ACM Multimedia Systems Conference Amsterdam, June 12 - 15, 2018

Special Session on IoT and Smart cities

Website: http://www.mcrlab.net/special-session-iot-and-smart-cities/

Important information

  • Submission deadline: December 15, 2017 February 2, 2018 (extended)
  • Acceptance notification: March 16, 2018
  • Camera ready deadline: April 19, 2018
  • Online submission: https://submissions.mmsys2018.org/smartcities
  • Submission format: 6-12 pages, using ACM style format (double-blind). Please see the submission guidelines for more information about the process.
  • Reproducibility: obtain an ACM reproducibility badge by making datasets and code available (authors will be contacted to make their artifacts available after paper acceptance)

Special Session chairs

  • Nalini Venkatasubramanian, University of CA Irvin, USA
  • Abdulmotaleb El Saddik, University of Ottawa, Canada
  • Anupam Das, Carnegie Mellon University, USA
  • Valérie Issarny, INRIA, France

Scope & goals

The emergence of Internet of Things (IoT) ecosystem is slowly transforming different areas of human life, involving sectors such as transportation, health, energy, and safety. Over the recent years several IoT deployments and testbeds have been proposed to create new smart infrastructures (e.g., buildings, transportation networks, energy delivery, water and wastewater management) and address specific societal needs through services (e.g., healthcare, public safety and emergency response). Such smart infrastructures and applications enable cities to not only reduce costs and resource consumption but also improve governance and quality of life for residing citizens. Devices embedded in these smart infrastructures capture multimodal information of varying types that differ in scale, volume and semantics - audiovisual information at varying quality levels from cameras and microphones, environmental data from air quality sensors, weather stations, satellite images etc. and personalized data from body-worn devices. The multimodal nature of the information being captured by IoT devices today lends itself to new challenges in multiple dimensions at the information and system levels.

Driven by the concept that IoT testbeds are at the heart of building upcoming smart cities, a key question that arises as these IoT testbeds scale in size and sophistication is how to leverage this new and diverse big data to address all the real world challenges for building smart cities. The testbeds vary significantly in the devices they use, the data/information generated and used and the network/communication technologies they leverage. A variety of old and new communication technologies (such as 5G, WLAN, SIGFOX/LoRa, Zigbee, SDN, gateways) and infrastructure technologies (such as data center clouds, fog computing and edge platforms) are being brought together to operate simultaneously in a coordinated fashion to realize the novel applications. The resulting heterogeneity and capabilities present new opportunities, but create significant complexity and new challenges. Security and privacy also become inevitable requirements not only for personal safety, but also for assuring the sustainability of the ubiquitous city.
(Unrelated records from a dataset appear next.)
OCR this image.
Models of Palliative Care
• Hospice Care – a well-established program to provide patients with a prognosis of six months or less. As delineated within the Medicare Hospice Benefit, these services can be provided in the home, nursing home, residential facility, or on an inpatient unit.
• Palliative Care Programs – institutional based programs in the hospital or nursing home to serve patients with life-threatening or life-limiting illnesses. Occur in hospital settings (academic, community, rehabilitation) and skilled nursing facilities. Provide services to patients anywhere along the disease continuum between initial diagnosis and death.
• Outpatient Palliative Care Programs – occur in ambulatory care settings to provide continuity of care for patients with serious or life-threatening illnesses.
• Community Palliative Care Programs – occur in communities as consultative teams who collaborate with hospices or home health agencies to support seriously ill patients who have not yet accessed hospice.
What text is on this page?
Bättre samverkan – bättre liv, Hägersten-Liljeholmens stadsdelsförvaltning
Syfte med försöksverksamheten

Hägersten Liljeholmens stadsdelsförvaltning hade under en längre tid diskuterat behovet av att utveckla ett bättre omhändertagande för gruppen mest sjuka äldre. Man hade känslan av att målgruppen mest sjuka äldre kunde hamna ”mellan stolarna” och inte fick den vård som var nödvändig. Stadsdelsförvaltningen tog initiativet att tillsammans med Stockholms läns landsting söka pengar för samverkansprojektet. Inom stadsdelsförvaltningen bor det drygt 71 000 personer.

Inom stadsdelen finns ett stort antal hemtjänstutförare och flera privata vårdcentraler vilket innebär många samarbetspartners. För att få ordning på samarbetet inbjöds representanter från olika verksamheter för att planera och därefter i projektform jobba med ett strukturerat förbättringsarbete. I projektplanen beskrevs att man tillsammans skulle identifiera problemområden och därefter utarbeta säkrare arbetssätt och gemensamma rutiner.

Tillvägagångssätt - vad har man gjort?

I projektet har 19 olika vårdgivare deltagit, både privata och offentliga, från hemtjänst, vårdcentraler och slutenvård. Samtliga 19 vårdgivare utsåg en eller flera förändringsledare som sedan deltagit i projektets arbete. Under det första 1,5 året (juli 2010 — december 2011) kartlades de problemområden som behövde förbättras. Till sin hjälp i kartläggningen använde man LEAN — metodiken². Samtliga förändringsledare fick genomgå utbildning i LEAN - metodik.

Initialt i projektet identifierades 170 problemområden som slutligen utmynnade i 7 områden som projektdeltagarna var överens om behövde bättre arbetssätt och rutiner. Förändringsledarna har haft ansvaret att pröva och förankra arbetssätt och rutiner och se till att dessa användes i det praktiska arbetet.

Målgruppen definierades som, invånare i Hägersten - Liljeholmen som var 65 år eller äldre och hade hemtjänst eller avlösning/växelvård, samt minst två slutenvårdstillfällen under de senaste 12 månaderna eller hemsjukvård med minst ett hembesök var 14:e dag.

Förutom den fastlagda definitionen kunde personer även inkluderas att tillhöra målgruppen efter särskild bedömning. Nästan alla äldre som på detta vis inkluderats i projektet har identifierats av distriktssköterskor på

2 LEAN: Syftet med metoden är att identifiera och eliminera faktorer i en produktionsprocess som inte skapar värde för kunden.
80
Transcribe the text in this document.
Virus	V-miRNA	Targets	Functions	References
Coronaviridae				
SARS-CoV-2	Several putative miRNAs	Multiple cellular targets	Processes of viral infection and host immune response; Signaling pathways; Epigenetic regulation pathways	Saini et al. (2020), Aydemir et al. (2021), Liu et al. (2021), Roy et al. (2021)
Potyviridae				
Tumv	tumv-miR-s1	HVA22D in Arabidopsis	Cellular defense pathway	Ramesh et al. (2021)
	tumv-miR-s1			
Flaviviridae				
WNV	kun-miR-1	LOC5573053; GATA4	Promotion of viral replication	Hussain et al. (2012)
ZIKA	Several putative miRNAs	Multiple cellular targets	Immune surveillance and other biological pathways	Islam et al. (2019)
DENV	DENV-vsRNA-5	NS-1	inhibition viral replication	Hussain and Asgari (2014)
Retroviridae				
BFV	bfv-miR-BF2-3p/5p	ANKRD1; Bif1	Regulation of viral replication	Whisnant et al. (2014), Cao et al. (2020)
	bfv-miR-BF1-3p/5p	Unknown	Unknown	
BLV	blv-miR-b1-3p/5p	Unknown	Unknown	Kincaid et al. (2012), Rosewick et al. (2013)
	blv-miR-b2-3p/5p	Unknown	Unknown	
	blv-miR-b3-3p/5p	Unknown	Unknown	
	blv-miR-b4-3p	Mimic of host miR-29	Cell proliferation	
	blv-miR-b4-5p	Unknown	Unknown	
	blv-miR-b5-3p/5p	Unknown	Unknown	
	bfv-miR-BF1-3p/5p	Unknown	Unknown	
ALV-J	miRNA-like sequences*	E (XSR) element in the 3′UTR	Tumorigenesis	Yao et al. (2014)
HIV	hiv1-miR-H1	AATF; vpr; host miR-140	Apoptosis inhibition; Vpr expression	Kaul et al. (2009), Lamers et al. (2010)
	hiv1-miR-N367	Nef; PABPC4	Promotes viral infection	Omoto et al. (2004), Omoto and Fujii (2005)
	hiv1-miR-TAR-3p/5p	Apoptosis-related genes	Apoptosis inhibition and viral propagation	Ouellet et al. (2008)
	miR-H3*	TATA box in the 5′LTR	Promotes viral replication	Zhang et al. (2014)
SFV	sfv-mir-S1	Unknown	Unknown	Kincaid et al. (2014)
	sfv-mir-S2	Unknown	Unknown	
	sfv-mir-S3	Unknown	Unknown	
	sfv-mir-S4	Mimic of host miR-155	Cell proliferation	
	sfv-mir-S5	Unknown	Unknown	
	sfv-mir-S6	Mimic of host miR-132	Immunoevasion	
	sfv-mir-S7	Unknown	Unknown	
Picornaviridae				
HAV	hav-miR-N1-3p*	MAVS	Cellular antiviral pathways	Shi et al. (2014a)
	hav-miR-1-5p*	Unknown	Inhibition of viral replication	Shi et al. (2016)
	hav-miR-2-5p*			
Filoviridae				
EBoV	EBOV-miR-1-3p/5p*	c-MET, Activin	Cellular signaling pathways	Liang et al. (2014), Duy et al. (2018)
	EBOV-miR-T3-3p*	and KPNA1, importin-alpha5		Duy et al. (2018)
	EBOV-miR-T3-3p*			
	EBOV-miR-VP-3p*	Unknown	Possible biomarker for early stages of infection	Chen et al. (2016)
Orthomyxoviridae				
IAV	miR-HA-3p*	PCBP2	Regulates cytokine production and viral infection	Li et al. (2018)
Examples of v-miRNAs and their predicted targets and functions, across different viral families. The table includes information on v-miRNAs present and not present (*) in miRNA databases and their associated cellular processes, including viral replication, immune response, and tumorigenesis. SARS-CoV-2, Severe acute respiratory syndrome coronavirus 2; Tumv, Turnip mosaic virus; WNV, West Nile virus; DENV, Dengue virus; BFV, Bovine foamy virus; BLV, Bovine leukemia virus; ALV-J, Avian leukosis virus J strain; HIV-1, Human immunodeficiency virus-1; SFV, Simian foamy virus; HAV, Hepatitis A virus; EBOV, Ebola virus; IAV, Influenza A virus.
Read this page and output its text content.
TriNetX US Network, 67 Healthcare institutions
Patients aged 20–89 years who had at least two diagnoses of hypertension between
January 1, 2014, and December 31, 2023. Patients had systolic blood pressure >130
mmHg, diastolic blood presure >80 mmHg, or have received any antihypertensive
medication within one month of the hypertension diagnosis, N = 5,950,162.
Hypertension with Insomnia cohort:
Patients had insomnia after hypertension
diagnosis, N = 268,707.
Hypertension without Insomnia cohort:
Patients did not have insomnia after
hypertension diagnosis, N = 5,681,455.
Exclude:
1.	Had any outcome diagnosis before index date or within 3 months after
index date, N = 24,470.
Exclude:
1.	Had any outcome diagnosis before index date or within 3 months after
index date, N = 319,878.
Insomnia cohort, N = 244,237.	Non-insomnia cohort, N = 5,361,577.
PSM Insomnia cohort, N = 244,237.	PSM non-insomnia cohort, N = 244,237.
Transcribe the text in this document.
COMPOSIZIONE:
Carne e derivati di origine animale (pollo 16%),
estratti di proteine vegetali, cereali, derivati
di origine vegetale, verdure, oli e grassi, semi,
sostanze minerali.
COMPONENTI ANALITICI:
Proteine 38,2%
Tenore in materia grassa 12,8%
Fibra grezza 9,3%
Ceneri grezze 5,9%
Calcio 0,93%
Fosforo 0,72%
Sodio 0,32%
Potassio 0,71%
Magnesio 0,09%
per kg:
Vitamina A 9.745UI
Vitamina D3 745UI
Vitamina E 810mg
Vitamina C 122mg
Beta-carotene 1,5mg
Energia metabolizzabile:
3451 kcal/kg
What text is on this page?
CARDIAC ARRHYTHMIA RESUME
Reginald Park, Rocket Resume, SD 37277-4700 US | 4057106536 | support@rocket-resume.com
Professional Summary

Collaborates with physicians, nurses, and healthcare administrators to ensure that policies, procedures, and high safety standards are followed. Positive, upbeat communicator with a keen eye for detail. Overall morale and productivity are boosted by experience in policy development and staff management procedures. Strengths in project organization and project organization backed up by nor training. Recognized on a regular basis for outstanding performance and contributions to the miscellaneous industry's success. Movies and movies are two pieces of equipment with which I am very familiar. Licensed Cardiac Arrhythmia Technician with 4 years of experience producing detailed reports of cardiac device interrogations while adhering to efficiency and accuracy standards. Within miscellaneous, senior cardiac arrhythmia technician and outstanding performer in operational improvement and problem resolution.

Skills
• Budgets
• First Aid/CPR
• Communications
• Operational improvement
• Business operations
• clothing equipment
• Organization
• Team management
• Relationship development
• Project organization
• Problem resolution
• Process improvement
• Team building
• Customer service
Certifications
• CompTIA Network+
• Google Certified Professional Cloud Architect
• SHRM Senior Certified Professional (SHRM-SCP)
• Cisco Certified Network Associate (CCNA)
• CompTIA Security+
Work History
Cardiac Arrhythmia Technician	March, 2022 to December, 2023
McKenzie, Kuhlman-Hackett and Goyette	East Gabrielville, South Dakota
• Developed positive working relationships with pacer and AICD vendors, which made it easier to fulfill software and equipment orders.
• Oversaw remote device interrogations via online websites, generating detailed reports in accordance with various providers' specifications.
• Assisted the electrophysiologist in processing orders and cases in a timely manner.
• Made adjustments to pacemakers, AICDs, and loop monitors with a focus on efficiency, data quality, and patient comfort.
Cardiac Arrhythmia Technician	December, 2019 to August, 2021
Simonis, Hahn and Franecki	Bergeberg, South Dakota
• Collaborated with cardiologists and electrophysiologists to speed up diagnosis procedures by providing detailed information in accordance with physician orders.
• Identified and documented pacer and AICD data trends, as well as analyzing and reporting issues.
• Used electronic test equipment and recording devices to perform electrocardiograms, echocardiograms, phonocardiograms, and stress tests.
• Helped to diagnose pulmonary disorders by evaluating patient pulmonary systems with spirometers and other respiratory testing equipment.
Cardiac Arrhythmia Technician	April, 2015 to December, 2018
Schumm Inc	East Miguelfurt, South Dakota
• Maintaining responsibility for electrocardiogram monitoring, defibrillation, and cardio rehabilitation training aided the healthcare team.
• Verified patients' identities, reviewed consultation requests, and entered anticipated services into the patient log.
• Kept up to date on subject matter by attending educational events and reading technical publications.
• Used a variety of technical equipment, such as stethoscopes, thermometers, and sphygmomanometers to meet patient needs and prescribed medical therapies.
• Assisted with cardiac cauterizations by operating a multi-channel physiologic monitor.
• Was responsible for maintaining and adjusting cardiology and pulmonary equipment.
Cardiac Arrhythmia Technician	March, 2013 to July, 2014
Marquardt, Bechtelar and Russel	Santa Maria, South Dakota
This special session addresses recent technologies and latest advances, their benefits and challenges with an aim toward establishing a forum for exchanging ideas, thoughts and contributions to creating the computing, data and communication infrastructure for next generation multimodal IoT systems as well as the reliability, performance, security and privacy challenges that emerge from deploying such IoT systems. Topics of interest include, but are not limited to:

  • Novel architectures, protocols, algorithms for multimodal end-to-end IoT systems to orchestrate smart cities
  • Technology fusion, multimedia data fusion and information fusion for smart cities
  • Novel IoT communication platforms and access technologies
  • Software defined infrastructures for end-to-end systems
  • Interoperability of IoT communication technologies
  • Middleware technologies for IoT systems and applications
  • Theoretical modeling and frameworks for IoT environments
  • IoT applications and testbeds
  • Data processing, analysis and management for smart cities
  • Virtual reality for smart cities
  • Sensing and aggregation of multimodal data in smart city cloud
  • QoE/QoS in IoT multimedia services for smarter city
  • Case studies, real solutions, designs and implementations of smart cities
  • Security and privacy frameworks for IoT-based smart cities
  • Innovative techniques for IoT infrastructure security

Papers should be between six and twelve pages long (in PDF format) including references prepared in the ACM style and written in English. Hence MMSys papers enable authors to present entire multimedia systems or research work that builds on considerable amounts of earlier work in a self-contained manner. MMSys papers are published in the ACM Digital Library; they are available for just as long as journal papers and authors should not feel compelled by space limitations to publish extended works on top of an MMSys paper. Authors who submit very specific, detailed research work are encouraged to use less than 12 pages. The papers are double-blind reviewed.